C’est un témoignage qui a ému la salle en cette 49ième audience dans le dossier des événements douloureux du 28 septembre 2009. Oury Bailo Bah, la première victime à comparaître devant le TPI de Dixinn délocalisé à la Cour d’appel de Conakry dit ne pas savoir jusqu’à présent ce qu’est devenu son frère.
À la barre, Oury Bailo Bah a expliqué que son jeune frère s’appelait Elhadj Hassane Bah, archiviste documentaliste, marié sans enfant, engagé en 2008 à la fonction publique. Mais depuis le 28 septembre 2009, il n’a plus des nouvelles de son frère dont le corps a été pourtant identifié au préalable au stade du 28 septembre. Son corps fait donc partie des disparus.
« …Nous sommes allés chez Thiégboro, chez Pivi, il y avait des gens qu’on avait envoyé là-bas, mais il n’y avait pas notre frère parmi eux. Ceux qui étaient là-bas criaient et demandaient de l’aide. Etant dans les recherches, je reçois la nouvelle fatidique. Quelqu’un m’a dit: « mon frère, du courage, j’ai vu Hassane parmi les morts. Pour être sûr, je me suis approché, j’ai bien vu que c’est lui, pour avoir une preuve, j’ai fouillé dans sa poche, il avait une clé et 7 mille francs guinéens mais je n’avais pas osé faire l’annonce ».
Dès qu’on a envoyé la clé, ma sœur est partie ouvrir sa chambre, on a confirmé que c’était bien lui. On est rentré. J’ai vu du sang humain coulé aux urgences de l’hôpital Donka, on dirait dans une boucherie. Des blessés affluaient, les médecins sur place faisaient leur mieux mais c’était dans un désordre total, la débandade, une pagaille qui ne dit pas son nom…
Cinq jours après les événements, les corps qu’ils ont gardé, beaucoup avaient commencé à pourrir, des visages commençaient à devenir méconnaissables, des corps qui sentaient. Le manque de dignité dans le traitement des corps nous a marqués.
Le corps de mon frère a été vu sur l’esplanade du stade du 28 septembre avec d’autres corps, alignés. Son corps n’a jamais été retrouvé après les évènements. Nous n’avons même pas encore fait notre deuil, on ne peut pas se recueillir. Ce qui nous reste de lui, c’est son souvenir. Monsieur le président, je voudrais bien qu’on me dise où se trouve le corps de mon frère. J’ai avec moi, une photo dans laquelle figurent des corps. Cette photo est une preuve qu’il a été tué, c’est également une preuve que son corps a disparu.

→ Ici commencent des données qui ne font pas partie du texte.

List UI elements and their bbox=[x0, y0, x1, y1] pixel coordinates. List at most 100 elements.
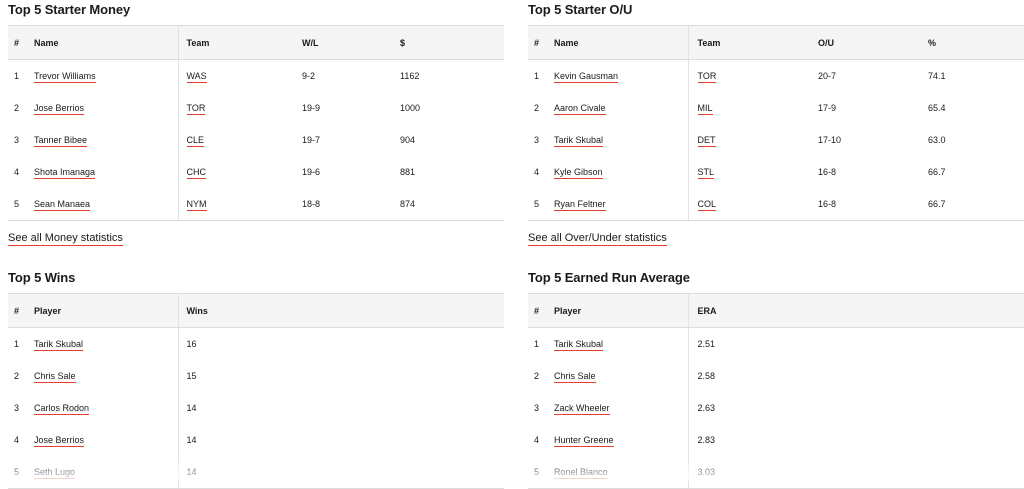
rank: 3 bbox=[534, 403, 540, 413]
team-cell: NYM bbox=[178, 188, 302, 221]
player-link[interactable]: Trevor Williams bbox=[34, 71, 96, 83]
col-ou: O/U bbox=[818, 25, 928, 60]
player-link[interactable]: Sean Manaea bbox=[34, 199, 91, 211]
col-player: Player bbox=[34, 293, 179, 328]
player-link[interactable]: Kyle Gibson bbox=[554, 167, 603, 179]
ou-value: 17-9 bbox=[818, 103, 837, 113]
player-cell: Trevor Williams bbox=[34, 59, 179, 92]
rank: 4 bbox=[14, 435, 20, 445]
pct-value: 66.7 bbox=[928, 188, 1024, 221]
rank: 1 bbox=[534, 339, 540, 349]
team-link[interactable]: MIL bbox=[697, 103, 713, 115]
wl-value: 18-8 bbox=[302, 188, 400, 221]
see-all-ou-link[interactable]: See all Over/Under statistics bbox=[528, 232, 667, 246]
col-rank: # bbox=[8, 25, 34, 60]
player-link[interactable]: Chris Sale bbox=[554, 371, 596, 383]
team-link[interactable]: TOR bbox=[186, 103, 206, 115]
wins-value: 14 bbox=[178, 456, 504, 489]
ou-table: # Name Team O/U % 1 Kevin Gausman TOR 20… bbox=[528, 25, 1024, 221]
player-cell: Tarik Skubal bbox=[34, 327, 179, 360]
money-header-row: # Name Team W/L $ bbox=[8, 25, 504, 60]
col-name: Name bbox=[554, 25, 689, 60]
rank: 1 bbox=[14, 71, 20, 81]
rank: 4 bbox=[14, 167, 20, 177]
player-cell: Jose Berrios bbox=[34, 424, 179, 456]
era-value: 2.83 bbox=[697, 435, 716, 445]
player-link[interactable]: Jose Berrios bbox=[34, 103, 85, 115]
money-value: 881 bbox=[400, 167, 416, 177]
pct-value: 74.1 bbox=[928, 71, 946, 81]
player-link[interactable]: Chris Sale bbox=[34, 371, 76, 383]
team-cell: MIL bbox=[688, 92, 818, 124]
team-link[interactable]: TOR bbox=[697, 71, 717, 83]
player-link[interactable]: Aaron Civale bbox=[554, 103, 606, 115]
player-link[interactable]: Tanner Bibee bbox=[34, 135, 88, 147]
player-link[interactable]: Tarik Skubal bbox=[554, 135, 604, 147]
wl-value: 19-6 bbox=[302, 167, 321, 177]
col-rank: # bbox=[8, 293, 34, 328]
team-link[interactable]: COL bbox=[697, 199, 717, 211]
player-link[interactable]: Ronel Blanco bbox=[554, 467, 608, 479]
team-link[interactable]: NYM bbox=[186, 199, 207, 211]
rank: 5 bbox=[8, 188, 34, 221]
player-link[interactable]: Shota Imanaga bbox=[34, 167, 96, 179]
team-link[interactable]: CLE bbox=[186, 135, 205, 147]
rank: 3 bbox=[534, 135, 540, 145]
player-link[interactable]: Ryan Feltner bbox=[554, 199, 606, 211]
player-link[interactable]: Hunter Greene bbox=[554, 435, 614, 447]
team-cell: COL bbox=[688, 188, 818, 221]
team-link[interactable]: CHC bbox=[186, 167, 206, 179]
wins-value: 16 bbox=[186, 339, 197, 349]
player-link[interactable]: Seth Lugo bbox=[34, 467, 76, 479]
col-era: ERA bbox=[688, 293, 1024, 328]
player-link[interactable]: Jose Berrios bbox=[34, 435, 85, 447]
player-cell: Tanner Bibee bbox=[34, 124, 179, 156]
player-link[interactable]: Tarik Skubal bbox=[554, 339, 604, 351]
player-cell: Ryan Feltner bbox=[554, 188, 689, 221]
money-table: # Name Team W/L $ 1 Trevor Williams WAS … bbox=[8, 25, 504, 221]
era-value: 3.03 bbox=[688, 456, 1024, 489]
player-cell: Chris Sale bbox=[554, 360, 689, 392]
col-team: Team bbox=[178, 25, 302, 60]
team-link[interactable]: WAS bbox=[186, 71, 207, 83]
table-row: 2 Aaron Civale MIL 17-9 65.4 bbox=[528, 92, 1024, 124]
era-header-row: # Player ERA bbox=[528, 293, 1024, 328]
money-value: 904 bbox=[400, 135, 416, 145]
col-wins: Wins bbox=[178, 293, 504, 328]
col-name: Name bbox=[34, 25, 179, 60]
table-row: 3 Zack Wheeler 2.63 bbox=[528, 392, 1024, 424]
table-row: 2 Jose Berrios TOR 19-9 1000 bbox=[8, 92, 504, 124]
col-team: Team bbox=[688, 25, 818, 60]
player-cell: Tarik Skubal bbox=[554, 124, 689, 156]
team-cell: TOR bbox=[688, 60, 818, 93]
team-link[interactable]: DET bbox=[697, 135, 716, 147]
rank: 2 bbox=[534, 371, 540, 381]
player-link[interactable]: Zack Wheeler bbox=[554, 403, 610, 415]
rank: 3 bbox=[14, 135, 20, 145]
player-cell: Chris Sale bbox=[34, 360, 179, 392]
player-cell: Ronel Blanco bbox=[554, 456, 689, 489]
rank: 4 bbox=[534, 435, 540, 445]
wins-value: 15 bbox=[186, 371, 197, 381]
ou-panel: Top 5 Starter O/U # Name Team O/U % 1 Ke… bbox=[528, 0, 1024, 246]
player-link[interactable]: Kevin Gausman bbox=[554, 71, 619, 83]
era-value: 2.58 bbox=[697, 371, 716, 381]
wins-panel: Top 5 Wins # Player Wins 1 Tarik Skubal … bbox=[8, 268, 504, 489]
player-link[interactable]: Tarik Skubal bbox=[34, 339, 84, 351]
rank: 5 bbox=[528, 188, 554, 221]
wins-value: 14 bbox=[186, 403, 197, 413]
era-panel: Top 5 Earned Run Average # Player ERA 1 … bbox=[528, 268, 1024, 489]
col-rank: # bbox=[528, 25, 554, 60]
team-link[interactable]: STL bbox=[697, 167, 715, 179]
player-link[interactable]: Carlos Rodon bbox=[34, 403, 90, 415]
team-cell: STL bbox=[688, 156, 818, 188]
player-cell: Kevin Gausman bbox=[554, 59, 689, 92]
player-cell: Zack Wheeler bbox=[554, 392, 689, 424]
see-all-money-link[interactable]: See all Money statistics bbox=[8, 232, 123, 246]
player-cell: Tarik Skubal bbox=[554, 327, 689, 360]
table-row: 3 Tanner Bibee CLE 19-7 904 bbox=[8, 124, 504, 156]
wl-value: 19-9 bbox=[302, 103, 321, 113]
player-cell: Shota Imanaga bbox=[34, 156, 179, 188]
rank: 1 bbox=[14, 339, 20, 349]
table-row: 4 Kyle Gibson STL 16-8 66.7 bbox=[528, 156, 1024, 188]
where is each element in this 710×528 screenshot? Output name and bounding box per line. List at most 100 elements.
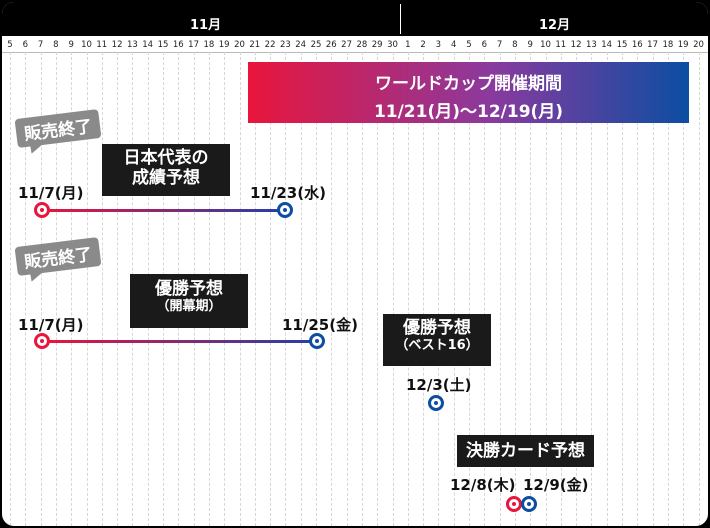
day-tick-label: 6 xyxy=(22,40,28,50)
grid-line xyxy=(300,52,302,526)
day-tick-label: 29 xyxy=(371,40,383,50)
grid-line xyxy=(667,52,669,526)
grid-line xyxy=(117,52,119,526)
event-start-date: 11/7(月) xyxy=(18,184,84,202)
grid-line xyxy=(40,52,42,526)
day-tick-label: 9 xyxy=(527,40,533,50)
grid-line xyxy=(377,52,379,526)
grid-line xyxy=(698,52,700,526)
grid-line xyxy=(606,52,608,526)
grid-line xyxy=(10,52,11,526)
day-tick-label: 4 xyxy=(450,40,457,50)
day-tick-label: 10 xyxy=(81,40,92,50)
day-tick-label: 8 xyxy=(512,40,518,50)
grid-line xyxy=(407,52,409,526)
grid-line xyxy=(484,52,486,526)
day-tick-label: 7 xyxy=(37,40,44,50)
day-tick-label: 25 xyxy=(310,40,322,50)
event-period-bar xyxy=(42,209,285,212)
grid-line xyxy=(316,52,317,526)
day-tick-label: 12 xyxy=(570,40,582,50)
event-label-winner-opening: 優勝予想 （開幕期） xyxy=(130,274,248,328)
grid-line xyxy=(392,52,394,526)
day-tick-label: 18 xyxy=(662,40,674,50)
grid-line xyxy=(469,52,470,526)
grid-line xyxy=(55,52,57,526)
grid-line xyxy=(499,52,501,526)
grid-line xyxy=(25,52,27,526)
end-dot xyxy=(277,202,293,218)
event-subtitle: （ベスト16） xyxy=(395,338,479,354)
grid-line xyxy=(254,52,256,526)
grid-line xyxy=(576,52,578,526)
grid-line xyxy=(438,52,440,526)
month-label-december: 12月 xyxy=(539,18,571,33)
grid-line xyxy=(530,52,532,526)
day-row xyxy=(2,36,708,53)
event-title: 日本代表の xyxy=(123,148,209,168)
start-dot xyxy=(506,496,522,512)
day-tick-label: 18 xyxy=(203,40,215,50)
end-dot xyxy=(309,333,325,349)
day-tick-label: 13 xyxy=(585,40,597,50)
day-tick-label: 5 xyxy=(7,40,13,50)
day-tick-label: 22 xyxy=(264,40,276,50)
day-tick-label: 20 xyxy=(693,40,704,50)
grid-line xyxy=(652,52,654,526)
event-end-date: 11/25(金) xyxy=(282,316,358,334)
grid-line xyxy=(514,52,516,526)
grid-line xyxy=(361,52,363,526)
day-tick-label: 16 xyxy=(631,40,643,50)
grid-line xyxy=(423,52,425,526)
day-tick-label: 14 xyxy=(601,40,613,50)
event-title: 優勝予想 xyxy=(403,318,471,338)
grid-line xyxy=(86,52,88,526)
grid-line xyxy=(270,52,272,526)
event-label-final-match: 決勝カード予想 xyxy=(457,435,594,467)
grid-line xyxy=(683,52,685,526)
grid-line xyxy=(71,52,73,526)
day-tick-label: 11 xyxy=(555,40,567,50)
grid-line xyxy=(453,52,455,526)
day-tick-label: 30 xyxy=(387,40,398,50)
end-dot xyxy=(428,395,444,411)
event-title: 優勝予想 xyxy=(155,279,223,299)
day-tick-label: 9 xyxy=(68,40,74,50)
month-divider xyxy=(400,4,401,34)
day-tick-label: 17 xyxy=(188,40,199,50)
day-tick-label: 2 xyxy=(420,40,426,50)
day-tick-label: 21 xyxy=(249,40,261,50)
grid-line xyxy=(545,52,547,526)
grid-line xyxy=(560,52,562,526)
start-dot xyxy=(34,202,50,218)
day-tick-label: 3 xyxy=(435,40,442,50)
day-tick-label: 17 xyxy=(647,40,658,50)
day-tick-label: 11 xyxy=(96,40,108,50)
day-tick-label: 12 xyxy=(111,40,123,50)
event-subtitle: （開幕期） xyxy=(156,299,222,315)
event-end-date: 12/9(金) xyxy=(523,476,589,494)
world-cup-dates: 11/21(月)〜12/19(月) xyxy=(373,102,564,122)
day-tick-label: 5 xyxy=(466,40,472,50)
day-tick-label: 7 xyxy=(496,40,503,50)
day-tick-label: 19 xyxy=(218,40,230,50)
grid-line xyxy=(591,52,593,526)
day-tick-label: 15 xyxy=(157,40,169,50)
day-tick-label: 20 xyxy=(234,40,245,50)
month-header-band xyxy=(2,2,708,36)
grid-line xyxy=(637,52,639,526)
day-tick-label: 26 xyxy=(325,40,337,50)
world-cup-title: ワールドカップ開催期間 xyxy=(375,74,562,94)
grid-line xyxy=(346,52,348,526)
event-start-date: 12/8(木) xyxy=(450,476,516,494)
grid-line xyxy=(331,52,333,526)
event-title-line2: 成績予想 xyxy=(132,168,200,189)
start-dot xyxy=(34,333,50,349)
day-tick-label: 24 xyxy=(295,40,307,50)
grid-line xyxy=(622,52,623,526)
day-tick-label: 15 xyxy=(616,40,628,50)
day-tick-label: 13 xyxy=(126,40,138,50)
month-label-november: 11月 xyxy=(190,18,222,33)
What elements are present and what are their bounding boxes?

Ma mère a tellement réclamé le corps de mon frère. J’étais obligé de mentir, de dire à ma mère que son corps était dans un état tel qu’on ne pouvait pas transporter. Mais elle m’a dit de mettre le corps dans des plastiques pour envoyer mais il veut voir le corps de son fils. C’est arrivé là-bas (au village) que j’ai été obligé de lui dire qu’on n’a pas retrouvé son corps… », a expliqué Oury Bailo Bah, la première partie civile à comparaître devant la barre du tribunal de première instance de Dixinn.